No public details of the settlement are available at the time of this writing. But what we do know is that Jackson is reportedly not happy about the dissolution of his marriage. "Randy is bummed out," an insider told People. "It's not the way he wanted it to happen or end." Third time's a charm?

He was sued for an unpaid AMEX bill

Divorce can be expensive. And in Randy Jackson's case, it may have taken a toll on his AMEX. According to documents obtained by The Blast in 2019, the American Idol star racked up $42,472.37 on his American Express card and hadn't made a payment "since 2017." The credit card company sued, demanding the full amount owed "plus 10% interest."

The monthly minimum payment at the time was a whopping $7,019.00. That would be a no from us, dawg. Luckily for Jackson, American Express dropped the case three month later.
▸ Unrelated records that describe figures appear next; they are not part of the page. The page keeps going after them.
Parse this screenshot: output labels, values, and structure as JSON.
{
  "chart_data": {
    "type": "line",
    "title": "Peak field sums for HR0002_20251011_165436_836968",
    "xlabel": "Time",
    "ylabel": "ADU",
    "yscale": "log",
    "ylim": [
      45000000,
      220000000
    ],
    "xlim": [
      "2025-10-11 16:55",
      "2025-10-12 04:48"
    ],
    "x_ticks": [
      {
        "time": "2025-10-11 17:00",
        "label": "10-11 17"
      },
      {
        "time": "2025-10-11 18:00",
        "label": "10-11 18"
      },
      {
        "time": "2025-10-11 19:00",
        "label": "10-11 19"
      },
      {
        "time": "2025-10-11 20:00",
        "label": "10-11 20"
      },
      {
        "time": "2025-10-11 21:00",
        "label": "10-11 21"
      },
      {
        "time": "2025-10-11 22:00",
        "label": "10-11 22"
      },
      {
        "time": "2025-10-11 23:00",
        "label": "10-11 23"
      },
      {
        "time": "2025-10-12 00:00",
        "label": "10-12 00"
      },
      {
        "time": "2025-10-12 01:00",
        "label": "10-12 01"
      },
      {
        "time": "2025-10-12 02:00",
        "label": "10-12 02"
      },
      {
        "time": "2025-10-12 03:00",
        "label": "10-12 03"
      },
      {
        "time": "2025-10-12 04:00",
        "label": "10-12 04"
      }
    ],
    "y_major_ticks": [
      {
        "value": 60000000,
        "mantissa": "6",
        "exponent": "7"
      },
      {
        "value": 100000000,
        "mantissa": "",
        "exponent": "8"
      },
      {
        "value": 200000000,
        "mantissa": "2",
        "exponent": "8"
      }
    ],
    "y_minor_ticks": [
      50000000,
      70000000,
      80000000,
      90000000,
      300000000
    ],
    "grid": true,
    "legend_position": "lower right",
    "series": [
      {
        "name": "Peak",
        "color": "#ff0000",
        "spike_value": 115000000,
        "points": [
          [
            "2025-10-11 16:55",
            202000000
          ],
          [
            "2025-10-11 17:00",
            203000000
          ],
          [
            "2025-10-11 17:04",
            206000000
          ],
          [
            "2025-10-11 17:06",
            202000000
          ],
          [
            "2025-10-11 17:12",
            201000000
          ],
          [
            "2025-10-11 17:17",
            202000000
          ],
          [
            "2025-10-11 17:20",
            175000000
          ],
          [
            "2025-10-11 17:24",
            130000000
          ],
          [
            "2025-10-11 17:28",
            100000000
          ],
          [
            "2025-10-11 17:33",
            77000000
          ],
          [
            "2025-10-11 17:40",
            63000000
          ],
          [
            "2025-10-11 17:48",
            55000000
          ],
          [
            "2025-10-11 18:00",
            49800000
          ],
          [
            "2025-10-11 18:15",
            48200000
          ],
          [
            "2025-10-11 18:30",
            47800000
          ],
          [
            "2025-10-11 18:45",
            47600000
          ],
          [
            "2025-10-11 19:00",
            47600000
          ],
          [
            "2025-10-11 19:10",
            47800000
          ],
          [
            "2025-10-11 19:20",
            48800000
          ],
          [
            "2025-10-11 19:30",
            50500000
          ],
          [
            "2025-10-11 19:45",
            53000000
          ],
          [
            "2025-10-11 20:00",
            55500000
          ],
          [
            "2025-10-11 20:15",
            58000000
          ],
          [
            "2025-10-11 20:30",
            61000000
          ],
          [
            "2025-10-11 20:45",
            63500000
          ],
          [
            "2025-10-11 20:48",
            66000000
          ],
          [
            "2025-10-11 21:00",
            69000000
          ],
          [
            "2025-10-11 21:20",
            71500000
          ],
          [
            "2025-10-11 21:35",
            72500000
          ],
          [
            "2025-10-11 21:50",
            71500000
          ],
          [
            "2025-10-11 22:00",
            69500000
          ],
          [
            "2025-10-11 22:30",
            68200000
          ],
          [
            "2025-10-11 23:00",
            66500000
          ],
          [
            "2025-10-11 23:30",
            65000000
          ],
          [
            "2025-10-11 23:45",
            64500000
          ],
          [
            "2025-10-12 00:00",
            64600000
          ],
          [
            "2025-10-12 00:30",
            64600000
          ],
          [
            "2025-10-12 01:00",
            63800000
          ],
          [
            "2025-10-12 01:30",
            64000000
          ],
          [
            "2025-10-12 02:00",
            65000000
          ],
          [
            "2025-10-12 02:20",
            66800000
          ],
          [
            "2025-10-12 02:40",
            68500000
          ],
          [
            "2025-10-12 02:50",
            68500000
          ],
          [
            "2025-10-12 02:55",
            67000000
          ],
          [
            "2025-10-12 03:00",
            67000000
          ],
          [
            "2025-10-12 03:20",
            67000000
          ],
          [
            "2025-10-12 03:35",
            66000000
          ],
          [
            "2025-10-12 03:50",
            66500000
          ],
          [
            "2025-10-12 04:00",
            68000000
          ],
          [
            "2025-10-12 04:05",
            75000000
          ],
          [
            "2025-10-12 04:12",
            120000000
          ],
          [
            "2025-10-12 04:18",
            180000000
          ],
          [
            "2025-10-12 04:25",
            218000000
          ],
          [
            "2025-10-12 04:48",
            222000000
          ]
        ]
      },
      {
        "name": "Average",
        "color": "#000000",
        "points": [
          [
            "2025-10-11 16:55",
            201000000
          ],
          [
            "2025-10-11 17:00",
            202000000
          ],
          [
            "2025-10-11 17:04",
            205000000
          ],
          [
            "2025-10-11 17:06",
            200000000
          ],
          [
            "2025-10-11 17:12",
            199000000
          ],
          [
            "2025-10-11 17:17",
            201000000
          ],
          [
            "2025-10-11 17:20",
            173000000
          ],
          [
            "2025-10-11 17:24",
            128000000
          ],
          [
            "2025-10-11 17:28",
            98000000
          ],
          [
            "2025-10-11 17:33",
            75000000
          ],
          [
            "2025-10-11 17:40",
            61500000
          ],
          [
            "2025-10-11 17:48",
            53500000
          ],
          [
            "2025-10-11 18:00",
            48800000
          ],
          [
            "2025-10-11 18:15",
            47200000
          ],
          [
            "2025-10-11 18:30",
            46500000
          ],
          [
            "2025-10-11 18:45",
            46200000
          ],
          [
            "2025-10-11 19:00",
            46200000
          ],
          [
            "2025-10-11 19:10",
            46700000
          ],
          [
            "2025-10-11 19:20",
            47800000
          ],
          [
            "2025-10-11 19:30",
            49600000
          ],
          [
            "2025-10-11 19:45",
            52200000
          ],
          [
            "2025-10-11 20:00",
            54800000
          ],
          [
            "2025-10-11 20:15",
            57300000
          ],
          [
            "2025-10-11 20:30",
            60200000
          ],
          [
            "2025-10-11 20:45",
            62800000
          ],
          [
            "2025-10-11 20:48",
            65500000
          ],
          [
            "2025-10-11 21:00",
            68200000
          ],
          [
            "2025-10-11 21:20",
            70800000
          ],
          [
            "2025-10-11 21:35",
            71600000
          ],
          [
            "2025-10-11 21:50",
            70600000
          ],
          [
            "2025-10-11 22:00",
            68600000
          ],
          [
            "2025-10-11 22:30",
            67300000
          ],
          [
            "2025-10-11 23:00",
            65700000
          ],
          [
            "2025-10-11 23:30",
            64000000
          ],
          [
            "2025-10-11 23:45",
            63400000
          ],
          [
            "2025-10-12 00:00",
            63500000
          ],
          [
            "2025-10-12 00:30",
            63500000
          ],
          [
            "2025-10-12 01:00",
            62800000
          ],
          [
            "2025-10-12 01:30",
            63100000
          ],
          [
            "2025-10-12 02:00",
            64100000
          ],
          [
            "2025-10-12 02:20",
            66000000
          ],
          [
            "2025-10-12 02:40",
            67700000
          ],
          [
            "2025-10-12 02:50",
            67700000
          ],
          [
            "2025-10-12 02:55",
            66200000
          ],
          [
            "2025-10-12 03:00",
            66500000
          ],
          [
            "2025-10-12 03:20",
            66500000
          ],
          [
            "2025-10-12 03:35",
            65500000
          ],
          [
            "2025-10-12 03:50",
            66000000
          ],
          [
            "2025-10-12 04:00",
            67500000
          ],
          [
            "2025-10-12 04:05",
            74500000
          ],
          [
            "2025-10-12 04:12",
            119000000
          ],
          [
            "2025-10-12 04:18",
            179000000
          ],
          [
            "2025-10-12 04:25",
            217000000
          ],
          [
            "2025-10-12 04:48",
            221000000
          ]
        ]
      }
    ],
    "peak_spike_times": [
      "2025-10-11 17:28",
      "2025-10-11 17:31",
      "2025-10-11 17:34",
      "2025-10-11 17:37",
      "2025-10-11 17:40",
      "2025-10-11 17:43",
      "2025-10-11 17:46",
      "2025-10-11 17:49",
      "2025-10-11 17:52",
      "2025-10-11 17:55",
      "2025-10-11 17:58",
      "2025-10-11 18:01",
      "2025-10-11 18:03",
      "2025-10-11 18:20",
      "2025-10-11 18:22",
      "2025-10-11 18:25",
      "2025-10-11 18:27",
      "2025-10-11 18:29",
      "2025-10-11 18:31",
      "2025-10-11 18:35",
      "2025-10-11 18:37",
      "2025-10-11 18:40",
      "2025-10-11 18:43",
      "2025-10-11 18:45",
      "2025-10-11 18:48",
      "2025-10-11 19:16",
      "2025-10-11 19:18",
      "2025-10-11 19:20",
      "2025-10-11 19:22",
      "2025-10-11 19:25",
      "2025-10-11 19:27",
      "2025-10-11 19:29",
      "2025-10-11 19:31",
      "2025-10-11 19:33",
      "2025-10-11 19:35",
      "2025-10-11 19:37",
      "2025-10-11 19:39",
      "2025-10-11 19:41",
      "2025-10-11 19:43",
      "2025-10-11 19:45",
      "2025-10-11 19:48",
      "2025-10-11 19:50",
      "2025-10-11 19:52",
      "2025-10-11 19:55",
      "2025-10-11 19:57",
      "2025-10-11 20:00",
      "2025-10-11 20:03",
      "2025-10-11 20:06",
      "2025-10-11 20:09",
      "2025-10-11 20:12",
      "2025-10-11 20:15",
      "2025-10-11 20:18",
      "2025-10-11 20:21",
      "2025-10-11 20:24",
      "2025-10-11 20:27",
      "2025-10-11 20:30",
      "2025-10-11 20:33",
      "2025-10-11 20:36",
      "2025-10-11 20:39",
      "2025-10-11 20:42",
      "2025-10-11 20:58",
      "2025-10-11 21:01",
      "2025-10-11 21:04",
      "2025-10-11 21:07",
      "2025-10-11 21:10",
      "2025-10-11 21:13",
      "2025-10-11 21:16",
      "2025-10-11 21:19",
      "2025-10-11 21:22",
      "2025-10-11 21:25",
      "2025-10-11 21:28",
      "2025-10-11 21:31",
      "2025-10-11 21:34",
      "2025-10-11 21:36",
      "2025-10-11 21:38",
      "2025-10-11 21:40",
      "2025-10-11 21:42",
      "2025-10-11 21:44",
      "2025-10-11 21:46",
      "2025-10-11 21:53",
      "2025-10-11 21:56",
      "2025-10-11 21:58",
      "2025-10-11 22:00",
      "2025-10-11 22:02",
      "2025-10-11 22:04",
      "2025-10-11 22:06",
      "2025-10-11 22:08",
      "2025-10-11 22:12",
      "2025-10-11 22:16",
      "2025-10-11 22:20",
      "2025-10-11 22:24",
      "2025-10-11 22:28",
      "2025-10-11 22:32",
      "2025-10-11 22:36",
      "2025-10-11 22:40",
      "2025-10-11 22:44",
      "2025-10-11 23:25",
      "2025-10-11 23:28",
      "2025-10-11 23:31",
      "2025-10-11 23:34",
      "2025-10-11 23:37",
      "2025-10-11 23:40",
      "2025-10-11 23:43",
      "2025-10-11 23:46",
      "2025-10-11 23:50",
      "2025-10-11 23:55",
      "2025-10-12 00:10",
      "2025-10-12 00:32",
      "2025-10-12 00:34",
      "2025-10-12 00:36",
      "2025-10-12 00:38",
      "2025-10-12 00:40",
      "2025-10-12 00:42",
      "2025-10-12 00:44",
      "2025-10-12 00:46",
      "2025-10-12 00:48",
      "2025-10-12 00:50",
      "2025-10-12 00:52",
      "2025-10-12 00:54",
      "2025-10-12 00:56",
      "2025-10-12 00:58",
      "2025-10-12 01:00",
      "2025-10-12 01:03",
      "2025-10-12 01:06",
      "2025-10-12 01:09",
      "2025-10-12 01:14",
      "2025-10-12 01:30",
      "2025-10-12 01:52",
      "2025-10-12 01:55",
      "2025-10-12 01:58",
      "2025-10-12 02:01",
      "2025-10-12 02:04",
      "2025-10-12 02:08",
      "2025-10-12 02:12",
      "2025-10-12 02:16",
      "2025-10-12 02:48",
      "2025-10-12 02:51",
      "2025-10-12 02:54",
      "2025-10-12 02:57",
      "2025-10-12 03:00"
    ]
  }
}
Per The Blast, Jackson "had not responded to the lawsuit and it would appear their issues were resolved outside of court." The outlet didn't provide details on how the matter was handled, but "the company asked for the suit to be dismissed without the option of refiling it in the future." That has to be a good sign, right? 

He's been battling serious health issues

Randy Jackson is noticeably thinner from the beginning of his American Idol days, and that's due to gastric bypass surgery and a lifestyle change that caused him to shed over 100 pounds after being diagnosed with Type-2 diabetes. In a 2019 interview with the Los Angeles Times, Jackson claimed he ignored all the warning signs and ended up in the emergency room a month after his dentist told him "that based on the health of his gums," he possibly had high blood sugar.

"My diet before diabetes was horrific. It was basically anything I wanted. If someone threw a doughnut party I'd have 14 doughnuts. Landing in the ER was a huge rude awakening but it had a silver lining because it forced me to get my life together," he said. "You have a choice — do you want to feel good or do you want to feel bad?"

However, he found a secret weapon in his battle against the disease — airplane food. "I've been vegan and vegetarian and tried all sorts of diets. To me, the airplane meal is the perfect meal because of the portion," he explained. "You have a piece of meat the size of your palm. Everything is portioned out, and it's a little bit of everything. You shouldn't be eating more than that."